Models where the performance and cost are tightly coupled

In some cases, the performance and cost models are tightly coupled, and it might make sense to combine them into a single model. This is currently the case for the HOPP and h2_storage wrappers, where the performance and cost models are combined into a single component. If you're adding a technology where this makes sense, you can follow the same steps as above but you also need to modify the h2integrate_model.py file for this special logic. For now, modify a single the create_technology_models.py file to include your new technology as such:

combined_performance_and_cost_model_technologies = ['hopp', 'h2_storage', '<your_tech_here>']

# Create a technology group for each technology
for tech_name, individual_tech_config in self.technology_config['technologies'].items():
    if 'feedstocks' in tech_name:
        feedstock_component = FeedstockComponent(feedstocks_config=individual_tech_config)
        self.plant.add_subsystem(tech_name, feedstock_component)
    else:
        tech_group = self.plant.add_subsystem(tech_name, om.Group())
        self.tech_names.append(tech_name)

        # Special HOPP handling for short-term
        if tech_name in combined_performance_and_cost_model_technologies:

There are also situations where the models are still related but can be treated separately. In these cases, you can create separate performance and cost models, but you might benefit from sharing some of the logic between them. For example, you might have a performance model that instantiates a data class that is also used in the cost model. If the computational burden is low, you can simply instantiate the data class in both models using a single function that returns the data class as done in the direct_ocean_capture.py file. In the middle-ground case where the models might use a shared object that is computationally expensive to create, you can create and cache the object in a pickle file and load it in both models. This would require additional logic to first check if the cached object exists and is valid before attempting to load it, otherwise it would create the object from scratch. There is an example of this in the hopp_wrapper.py file.

Other cases

If you encounter a case that isn't covered here, please discuss it with the H2Integrate dev team for guidance. H2Integrate is constantly evolving and we plan to encounter new challenges as we add more technologies to the model. Your feedback and suggestions help you and others use H2Integrate successfully.
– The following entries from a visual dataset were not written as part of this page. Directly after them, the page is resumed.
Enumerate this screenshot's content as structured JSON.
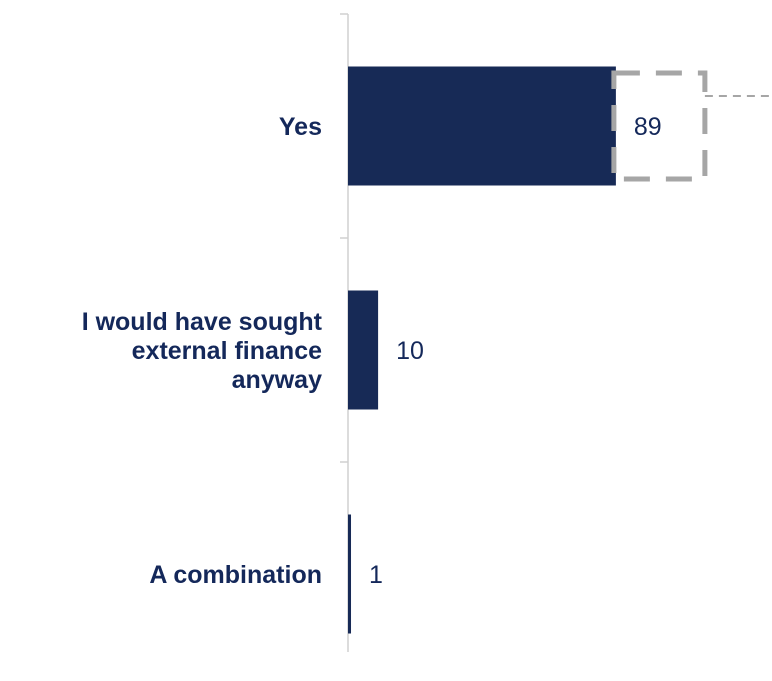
{
  "chart_data": {
    "type": "bar",
    "orientation": "horizontal",
    "categories": [
      [
        "Yes"
      ],
      [
        "I would have sought",
        "external finance",
        "anyway"
      ],
      [
        "A combination"
      ]
    ],
    "values": [
      89,
      10,
      1
    ],
    "data_labels": [
      "89",
      "10",
      "1"
    ],
    "xlim": [
      0,
      100
    ],
    "title": "",
    "xlabel": "",
    "ylabel": "",
    "grid": false,
    "legend": "none",
    "colors": {
      "bar": "#172a56",
      "text": "#14285a",
      "axis": "#d0d0d0",
      "highlight": "#a6a6a6"
    },
    "highlight": {
      "category_index": 0,
      "style": "dashed-box-with-leader"
    }
  }
}
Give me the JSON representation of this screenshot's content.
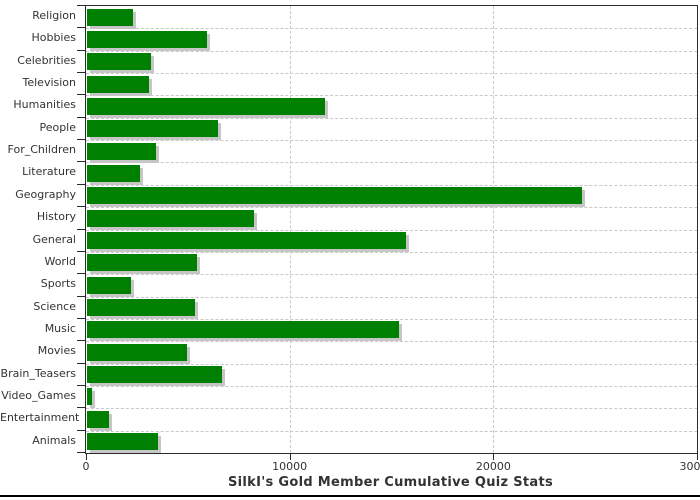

Pull Request Checklist for New Technologies

When you're ready to submit a pull request for your new technology, please ensure you complete all items in the "New Technology Checklist" section of the pull request template. Remember that adding a new technology typically requires review from both a core maintainer and ideally a second team member, as these additions significantly expand H2Integrate's capabilities and set patterns for future development.